Стенька вздохнул — ладом пока и не пахло…
* * *
За мешок с незаконным еретическим табаком Башмаков конюхов похвалил. Но сперва-то похвалил, а потом и спросил о деревянной грамоте. Пришлось Тимофею руками развести:
— Батюшка Дементий Минич, прости — там, где мы ее взять чаяли, она лишь померещилась…
— Другие домыслы есть?
— Есть-то есть…
— Так за чем дело стало?
А дело стало за Данилой.
Когда ловкая Авдотьица выследила, куда увезли мертвое тело, и доложила, что тело выкрадено по просьбе скоморохов, стало ясно — не миновать искать веселых на Неглинке. Вот-вот Масленица — вот они туда и подтягиваются помаленьку. Опять же — Третьяка на торгу уже встречали, Томилу тоже мимолетно видели. А кто у нас богоданный кум Настасье-гудошнице? А вот он — сидит, шилом кусок кожи ковыряет и говорить о своей кумушке наотрез не желает.
То есть, ни Тимофея, ни Желвака, что толковали ему о походе на Неглинку, он матерно не излаял и вдаль не послал. Но глаза отводил и всем видом показал — не пойдет, да и все тут.

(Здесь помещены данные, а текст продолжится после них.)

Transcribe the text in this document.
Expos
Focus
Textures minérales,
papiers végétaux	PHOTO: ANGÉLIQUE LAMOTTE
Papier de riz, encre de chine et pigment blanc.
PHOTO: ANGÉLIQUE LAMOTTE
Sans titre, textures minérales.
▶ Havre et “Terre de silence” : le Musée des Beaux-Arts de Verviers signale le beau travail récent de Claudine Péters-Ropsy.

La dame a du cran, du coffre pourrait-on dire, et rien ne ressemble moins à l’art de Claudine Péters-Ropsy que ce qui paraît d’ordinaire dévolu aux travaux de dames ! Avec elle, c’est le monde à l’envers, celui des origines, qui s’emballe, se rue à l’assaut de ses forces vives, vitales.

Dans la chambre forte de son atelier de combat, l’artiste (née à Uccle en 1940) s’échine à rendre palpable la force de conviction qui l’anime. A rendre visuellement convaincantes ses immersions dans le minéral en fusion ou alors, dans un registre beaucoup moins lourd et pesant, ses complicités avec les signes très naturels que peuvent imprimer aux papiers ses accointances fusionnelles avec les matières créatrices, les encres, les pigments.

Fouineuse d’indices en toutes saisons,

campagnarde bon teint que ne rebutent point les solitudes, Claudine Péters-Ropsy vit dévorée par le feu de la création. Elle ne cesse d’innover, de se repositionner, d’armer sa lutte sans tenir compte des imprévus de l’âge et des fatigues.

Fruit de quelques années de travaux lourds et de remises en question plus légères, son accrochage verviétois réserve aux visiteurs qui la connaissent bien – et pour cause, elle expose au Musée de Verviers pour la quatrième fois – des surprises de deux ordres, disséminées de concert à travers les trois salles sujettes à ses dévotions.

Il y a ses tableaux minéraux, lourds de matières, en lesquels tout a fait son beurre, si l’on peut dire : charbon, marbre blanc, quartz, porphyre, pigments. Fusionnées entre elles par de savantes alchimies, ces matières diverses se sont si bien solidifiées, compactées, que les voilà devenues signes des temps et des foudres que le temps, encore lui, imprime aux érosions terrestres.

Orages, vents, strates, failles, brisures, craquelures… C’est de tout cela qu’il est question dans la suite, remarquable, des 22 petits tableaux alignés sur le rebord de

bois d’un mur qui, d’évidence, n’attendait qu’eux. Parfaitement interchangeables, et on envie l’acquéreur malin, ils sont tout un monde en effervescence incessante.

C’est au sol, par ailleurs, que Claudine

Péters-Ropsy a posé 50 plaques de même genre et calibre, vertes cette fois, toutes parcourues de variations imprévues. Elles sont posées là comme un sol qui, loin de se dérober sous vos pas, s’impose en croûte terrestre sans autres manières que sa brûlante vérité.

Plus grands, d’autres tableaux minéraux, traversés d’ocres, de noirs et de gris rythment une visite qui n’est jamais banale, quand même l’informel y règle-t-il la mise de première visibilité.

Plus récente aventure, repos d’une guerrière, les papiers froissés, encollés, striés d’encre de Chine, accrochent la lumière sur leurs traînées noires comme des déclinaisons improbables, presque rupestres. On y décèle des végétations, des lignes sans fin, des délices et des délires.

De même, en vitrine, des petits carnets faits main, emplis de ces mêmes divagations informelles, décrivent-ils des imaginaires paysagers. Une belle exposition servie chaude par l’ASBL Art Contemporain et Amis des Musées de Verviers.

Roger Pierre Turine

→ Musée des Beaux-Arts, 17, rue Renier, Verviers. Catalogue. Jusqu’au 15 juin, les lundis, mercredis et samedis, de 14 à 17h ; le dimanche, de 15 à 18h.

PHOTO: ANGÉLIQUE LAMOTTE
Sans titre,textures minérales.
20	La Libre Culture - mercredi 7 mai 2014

Как на него ни взирай с укором…
Он был младший, но сейчас от него ждали умного слова и дела. А какое там умное слово, ежели в голове одно — поквитаться с кулачными бойцами за стыд? Тумаки — мелочь, тумаки уже не болят, а вот при воспоминании, как летел, зажмурив глаза, с кулаков на кулаки, пока не рухнул, Данила заливался краской.
За дело взялся Семейка.
— Ну и увидит тебя та Федосьица, свет, ну и пройдет мимо, не поздоровавшись, велика беда, — усмехаясь, говорил он. — А и обругает, так тоже ничего — брань на вороту не виснет. Нужно же ей норов показать! А бабий норов и на свинье не объедешь. А хочешь, денег тебе дадим, купишь крестничку подарок, она и подобреет. Ведь для чего тебе Федосьица? Для того лишь, чтобы со скоморохами свести. Она — плясица, ее не в одной ватаге знают, да и она многих знает. Пусть бы хоть на Третьяка с Томилой навела…

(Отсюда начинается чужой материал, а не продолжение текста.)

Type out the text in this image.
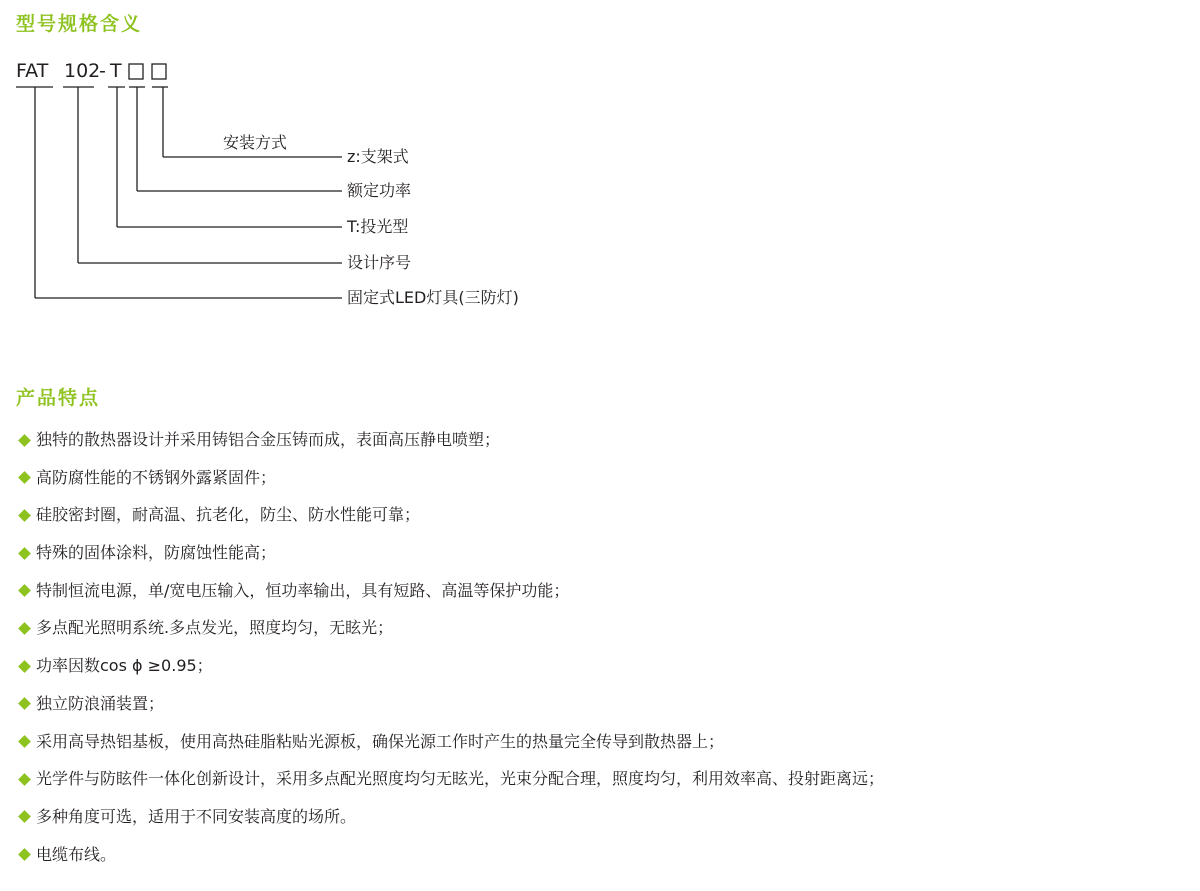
型号规格含义
FAT 102
- T
安装方式
z:支架式
额定功率
T:投光型
设计序号
固定式LED灯具(三防灯)
产品特点
独特的散热器设计并采用铸铝合金压铸而成，表面高压静电喷塑；
高防腐性能的不锈钢外露紧固件；
硅胶密封圈，耐高温、抗老化，防尘、防水性能可靠；
特殊的固体涂料，防腐蚀性能高；
特制恒流电源，单/宽电压输入，恒功率输出，具有短路、高温等保护功能；
多点配光照明系统.多点发光，照度均匀，无眩光；
功率因数cos ϕ ≥0.95；
独立防浪涌装置；
采用高导热铝基板，使用高热硅脂粘贴光源板，确保光源工作时产生的热量完全传导到散热器上；
光学件与防眩件一体化创新设计，采用多点配光照度均匀无眩光，光束分配合理，照度均匀，利用效率高、投射距离远；
多种角度可选，适用于不同安装高度的场所。
电缆布线。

— Так ведь Третьяк с Томилой!.. — начал было Данила, да и замер, приоткрыв рот.
Томила!
В тот день, как на торгу объявилась деревянная грамота, он, ускользнув от Третьяка, носился по Красной площади, чем-то сильно озабоченный. Как раз у Никольских ворот…

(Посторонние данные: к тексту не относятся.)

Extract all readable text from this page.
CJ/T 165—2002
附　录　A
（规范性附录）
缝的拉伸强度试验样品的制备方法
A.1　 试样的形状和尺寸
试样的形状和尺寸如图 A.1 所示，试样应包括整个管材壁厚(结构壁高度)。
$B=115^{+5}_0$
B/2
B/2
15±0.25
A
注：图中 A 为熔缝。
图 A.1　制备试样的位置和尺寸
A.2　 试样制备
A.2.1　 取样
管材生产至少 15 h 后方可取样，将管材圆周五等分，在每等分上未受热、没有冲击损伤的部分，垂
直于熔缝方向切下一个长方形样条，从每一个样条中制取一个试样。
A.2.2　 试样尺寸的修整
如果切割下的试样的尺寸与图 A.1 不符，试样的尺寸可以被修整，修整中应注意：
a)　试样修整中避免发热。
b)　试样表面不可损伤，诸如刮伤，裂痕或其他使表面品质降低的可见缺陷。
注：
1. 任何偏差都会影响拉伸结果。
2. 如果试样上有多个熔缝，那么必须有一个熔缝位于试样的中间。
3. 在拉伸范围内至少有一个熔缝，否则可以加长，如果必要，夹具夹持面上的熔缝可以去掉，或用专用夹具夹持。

Данила вспомнил, как пожилой скоморох жаловался на товарища. Пропал, мол, безвестно. А товарищ болтался по Красной площади, совсем рядышком. Возможно, и нарочно от Третяка уворачивался. Каким же таким делом он был занят?
Где-то в голове у Данилы уже заплелась веревочка, которой надлежало стянуть вместе скоморошьи шалости и деревянную грамоту. Но увязывать в этот узелок Федосьицу ему все же не хотелось, и он искал возможности избежать этого. Не одна же Федосьица на всю Неглинку — плясица.
Однако объяснять товарищам свое нежелание именно этой причиной он не хотел.
— Я лучше еще раз до бани добегу, — возразил он непонятно в который раз. — Может, объявится Авдотьица. Ведь имущество ее там осталось.
В утро того дня, когда расставили неудачную ловушку, девка прибегала на конюшни, спрашивала — не найдется ли для нее дельца. «Разохотилась…» проворчал Озорной. Данила уговорился с Авдотьицей, что наутро сам ее сыщет, а коли не сыщет — значит, и без нее управились. Но когда стало ясно, что розыск деревянной грамоты нужно начинать заново едва ли не с пестого места, когда он побежал через реку в бани — там девки не оказалось. И к вечеру не пришла, и наутро не появилась…
— Добежать можно, — соглашался Семейка. — Добежать нетрудно, по льду-то, напрямик! Да только помяни мое слово — увел кто-то Авдотьицу из бани и поселил в тайном месте. Ведь как у зазорных да у гулящих девок бывает? Найдется добрый человек, жить с ней станет — и заберет оттуда, где для нее один соблазн. Мало ли добрых людей в баню ходит?
— Вот еще один раз добегу, и коли ее не застану…
— Гляди, свет. Нам перед Башмаковым ответ держать.
В отличие от Тимофея и Желвака, Семейка ни единым словом не помянул Настасью-гудошницу, как если бы ее и на свете больше не было. Данила был ему за это благодарен. Может, если бы кто ему и впрямь сказал, что Настасья приказала долго жить, он бы вздохнул с облегчением. Заказал бы панихиду и поминанье, с полгода ставил бы свечки за упокой ее грешной души, и в конце концов ощутил себя свободным. А так — Настасья неделями не вспоминалась, а потом как заявится в прельстительном сне — так и ломай голову: к чему бы?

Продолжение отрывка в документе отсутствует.